If there's no visible swelling, then I would not be too concerned. Try and get some quality rest first, and see if the symptoms go away within the next 3-5 days. If yes, then it's most likely from the grinding. If not, and/or if symptoms worsen, then I would then go see your dentist for an evaluation/consultation.


Customer: replied 8 years ago.
one more thing, though. It is now the end of the day. This feeling grew stronger during the day and I know for a fact that by day I am not grinding my teeth.. anyhow, i will get some sleep now and i'll see what happens in a couple of days, thank you :)
If the discomfort is in fact due to teeth grinding, it won't mean that just because you stopped grinding (during the day) that the tongue will instantly feel better. The damage was already done during the sleep and throughout the day, the tongue can continue to feel irritated. The nerve endings can continue to fire impulses.

You can look at it like a cut on your arm.

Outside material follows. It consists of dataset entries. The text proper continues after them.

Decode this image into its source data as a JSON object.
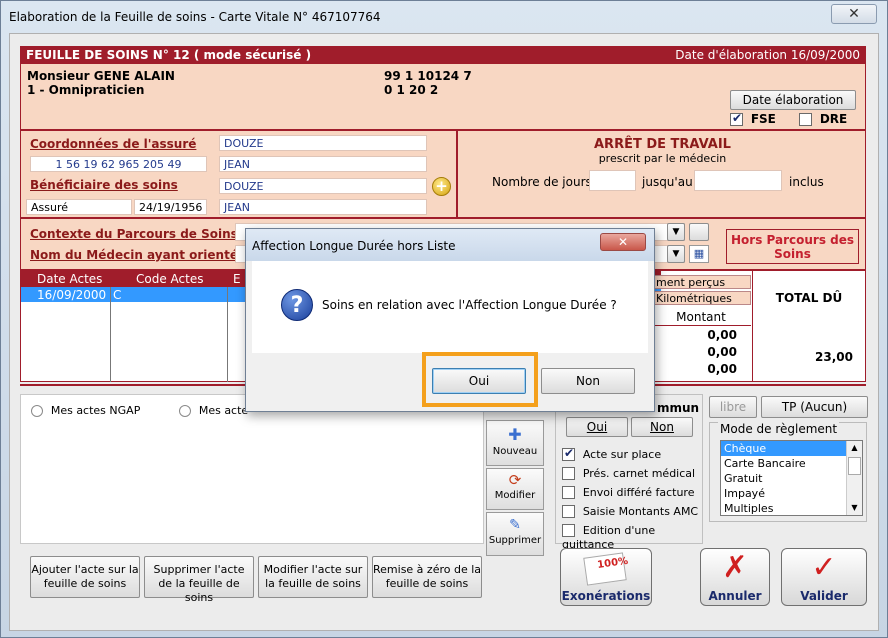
{
  "window": {
    "title": "Elaboration de la Feuille de soins - Carte Vitale N° 467107764",
    "close_glyph": "✕"
  },
  "header": {
    "title": "FEUILLE DE SOINS  N° 12 ( mode sécurisé )",
    "date": "Date d'élaboration 16/09/2000"
  },
  "doctor": {
    "name": "Monsieur GENE ALAIN",
    "specialty": "1 - Omnipraticien",
    "id_line1": "99 1 10124 7",
    "id_line2": "0 1 20 2",
    "date_button": "Date élaboration",
    "fse_label": "FSE",
    "dre_label": "DRE"
  },
  "insured": {
    "coord_label": "Coordonnées de l'assuré",
    "nir": "1 56 19 62 965 205 49",
    "name": "DOUZE",
    "firstname": "JEAN",
    "benef_label": "Bénéficiaire des soins",
    "benef_name": "DOUZE",
    "benef_type": "Assuré",
    "benef_dob": "24/19/1956",
    "benef_firstname": "JEAN"
  },
  "arret": {
    "title": "ARRÊT DE TRAVAIL",
    "subtitle": "prescrit par le médecin",
    "days_label": "Nombre de jours",
    "until_label": "jusqu'au",
    "inclus_label": "inclus"
  },
  "parcours": {
    "context_label": "Contexte du Parcours de Soins",
    "medecin_label": "Nom du Médecin ayant orienté",
    "hors_parcours": "Hors Parcours des Soins"
  },
  "grid": {
    "col_date": "Date Actes",
    "col_code": "Code Actes",
    "col_e": "E",
    "row_date": "16/09/2000",
    "row_code": "C"
  },
  "totals": {
    "label_percus": "ment perçus",
    "label_km": "Kilométriques",
    "label_montant": "Montant",
    "total_label": "TOTAL DÛ",
    "values": [
      "0,00",
      "0,00",
      "0,00"
    ],
    "total_value": "23,00"
  },
  "lower": {
    "radio1": "Mes actes NGAP",
    "radio2": "Mes acte",
    "commun_label": "mmun",
    "oui": "Oui",
    "non": "Non",
    "libre": "libre",
    "tp": "TP (Aucun)",
    "mode_label": "Mode de règlement",
    "modes": [
      "Chèque",
      "Carte Bancaire",
      "Gratuit",
      "Impayé",
      "Multiples"
    ],
    "checks": [
      "Acte sur place",
      "Prés. carnet médical",
      "Envoi différé facture",
      "Saisie Montants AMC",
      "Edition d'une quittance"
    ],
    "side_buttons": [
      "Nouveau",
      "Modifier",
      "Supprimer"
    ],
    "bottom_buttons": [
      "Ajouter l'acte sur la feuille de soins",
      "Supprimer l'acte de la feuille de soins",
      "Modifier l'acte sur la feuille de soins",
      "Remise à zéro de la feuille de soins"
    ],
    "big_buttons": [
      "Exonérations",
      "Annuler",
      "Valider"
    ],
    "exo_badge": "100%"
  },
  "dialog": {
    "title": "Affection Longue Durée hors Liste",
    "message": "Soins en relation avec l'Affection Longue Durée ?",
    "oui": "Oui",
    "non": "Non",
    "icon_glyph": "?"
  }
}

If you leave the cut completely alone, then most likely, you won't elicit any additional pain.

However, if you constantly rub against that cut by wearing with a long sleeve shirt, then the cut can feel more irritated and painful, despite not re-injuring the cut.

Unfortunately, your tongue is constantly in motion. It's used for speech, and it's constantly moving around in the mouth.

I would wait until the morning to see if the symptoms have improved or not. Hopefully you'll have gotten a good night's rest now that you're back home, and that your tongue feels better tomorrow.